Если я рожу ребенка не от тебя, мне все будет казаться, что этот чужак меня уничтожит. Но неужели это и в самом деле возможно — ведь я такая идиотка! — что в глубине души я тебя не люблю? А просто играю роль в одном из твоих фильмов? И поскольку не могу жить вместе с то-бой, воображаю, что люблю тебя. Хитро, не правда ли?
Если бы можно было точно знать, вместо того чтобы выдумывать неведомо что. Так долго веришь, что любовь — это какое-то необоримое чувство, что ли. Потребность во Фредерике. Фредерик — единственный на свете. Моя зеница ока. Теперь я верю, что любовь или то, что называют любовью, — это родство. Нельзя отказаться от своего отца или матери. Они даны на всю жизнь, подходят они вам или нет. Ну вот, когда любишь кого-нибудь, когда любишь Фредерика, можешь испытывать тоску или желание ранить его, отомстить, можешь по-дурацки выскочить замуж за кого-то другого, как собираюсь сделать я, но несмотря ни на что, ты — частица меня, и все.
— Ты частица меня, вот и все, — сказала Клер отсутствующему Фредерику. — Даже Гаспар, знаешь, что говорит Гаспар? Он говорит: «У Фредерика с женой дело не пойдет».
Говорит, что она властная. Ты, верно, разъярился бы, если бы знал, а?
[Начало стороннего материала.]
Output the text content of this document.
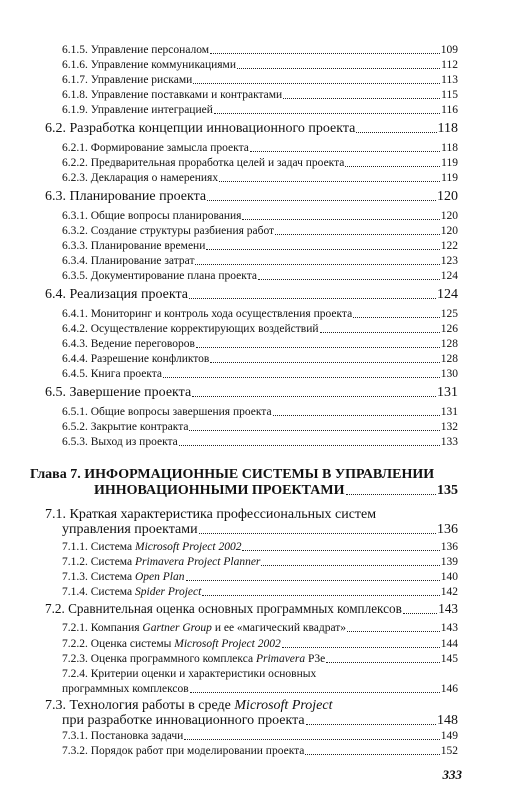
6.5.3. Выход из проекта	133
6.5.2. Закрытие контракта	132
6.5.1. Общие вопросы завершения проекта	131
6.5. Завершение проекта	131
6.4.5. Книга проекта	130
6.4.4. Разрешение конфликтов	128
6.4.3. Ведение переговоров	128
6.4.2. Осуществление корректирующих воздействий	126
6.4.1. Мониторинг и контроль хода осуществления проекта	125
6.4. Реализация проекта	124
6.3.5. Документирование плана проекта	124
6.3.4. Планирование затрат	123
6.3.3. Планирование времени	122
6.3.2. Создание структуры разбиения работ	120
6.3.1. Общие вопросы планирования	120
6.3. Планирование проекта	120
6.2.3. Декларация о намерениях	119
6.2.2. Предварительная проработка целей и задач проекта	119
6.2.1. Формирование замысла проекта	118
6.2. Разработка концепции инновационного проекта	118
6.1.9. Управление интеграцией	116
6.1.8. Управление поставками и контрактами	115
6.1.7. Управление рисками	113
6.1.6. Управление коммуникациями	112
6.1.5. Управление персоналом	109
Глава 7. ИНФОРМАЦИОННЫЕ СИСТЕМЫ В УПРАВЛЕНИИ
ИННОВАЦИОННЫМИ ПРОЕКТАМИ	135
7.1. Краткая характеристика профессиональных систем
управления проектами	136
7.1.1. Система Microsoft Project 2002	136
7.1.2. Система Primavera Project Planner	139
7.1.3. Система Open Plan	140
7.1.4. Система Spider Project	142
7.2. Сравнительная оценка основных программных комплексов	143
7.2.1. Компания Gartner Group и ее «магический квадрат»	143
7.2.2. Оценка системы Microsoft Project 2002	144
7.2.3. Оценка программного комплекса Primavera P3e	145
7.2.4. Критерии оценки и характеристики основных
программных комплексов	146
7.3. Технология работы в среде Microsoft Project
при разработке инновационного проекта	148
7.3.1. Постановка задачи	149
7.3.2. Порядок работ при моделировании проекта	152
333
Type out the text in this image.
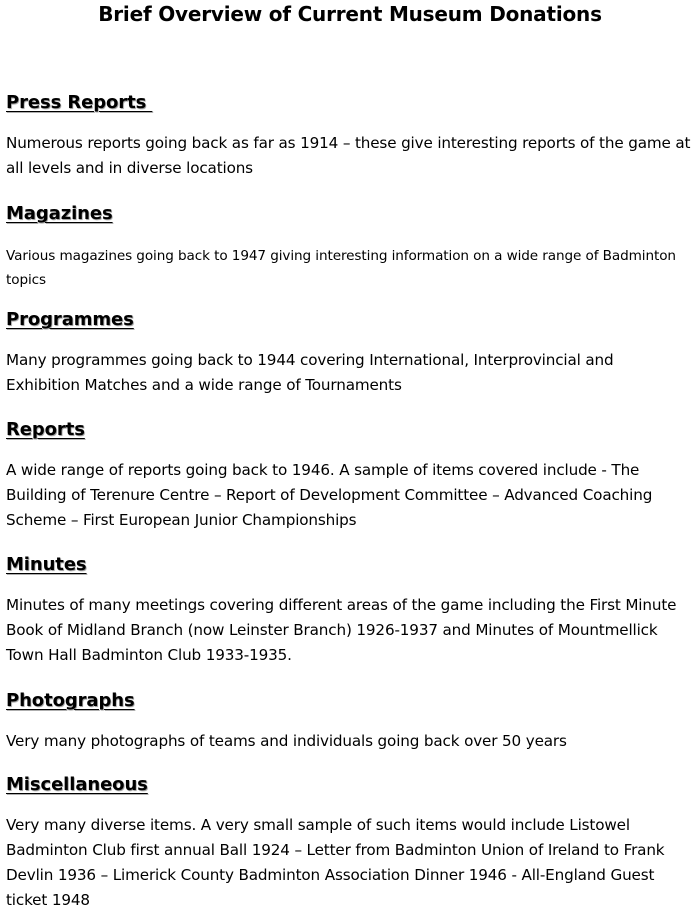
Brief Overview of Current Museum Donations
Press Reports

Numerous reports going back as far as 1914 – these give interesting reports of the game at all levels and in diverse locations

Magazines

Various magazines going back to 1947 giving interesting information on a wide range of Badminton topics

Programmes

Many programmes going back to 1944 covering International, Interprovincial and Exhibition Matches and a wide range of Tournaments

Reports

A wide range of reports going back to 1946. A sample of items covered include - The Building of Terenure Centre – Report of Development Committee – Advanced Coaching Scheme – First European Junior Championships

Minutes

Minutes of many meetings covering different areas of the game including the First Minute Book of Midland Branch (now Leinster Branch) 1926-1937 and Minutes of Mountmellick Town Hall Badminton Club 1933-1935.

Photographs

Very many photographs of teams and individuals going back over 50 years

Miscellaneous

Very many diverse items. A very small sample of such items would include Listowel Badminton Club first annual Ball 1924 – Letter from Badminton Union of Ireland to Frank Devlin 1936 – Limerick County Badminton Association Dinner 1946 - All-England Guest ticket 1948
Он говорит, что у тебя какой-то несчастный вид. Говорит, что мы с тобой что-то упустили. Ты тоже мне это сказал. Ты сказал мне это в машине на авеню Иены, вечером, а я, я сказала тебе: «Нет-нет, не надо меня целовать, ведь я теперь выхожу замуж, нас могут увидеть».
Я жду, что ты мне напишешь. Ты вечно говоришь: «Как только я туда приеду, я тебе напишу».
Всякий раз, когда ты далеко, тебе меня не хватает, и ты мне об этом пишешь, а я рву письмо, открытку или телеграмму. Потому что боюсь, вдруг кто-нибудь их найдет. Жаль, что у меня такая хорошая память. Все спрашиваешь и спрашиваешь у самой себя: почему?
Почему? Невозможно попять. Когда я объявила тебе, что тоже выхожу замуж, ты подарил мне цепочку. Она вся почернела у меня на шее. И тогда я подумала это оттого, что наша с Фредериком любовь вся почернела, ей нельзя показаться на белый свет. Почернела цепочка.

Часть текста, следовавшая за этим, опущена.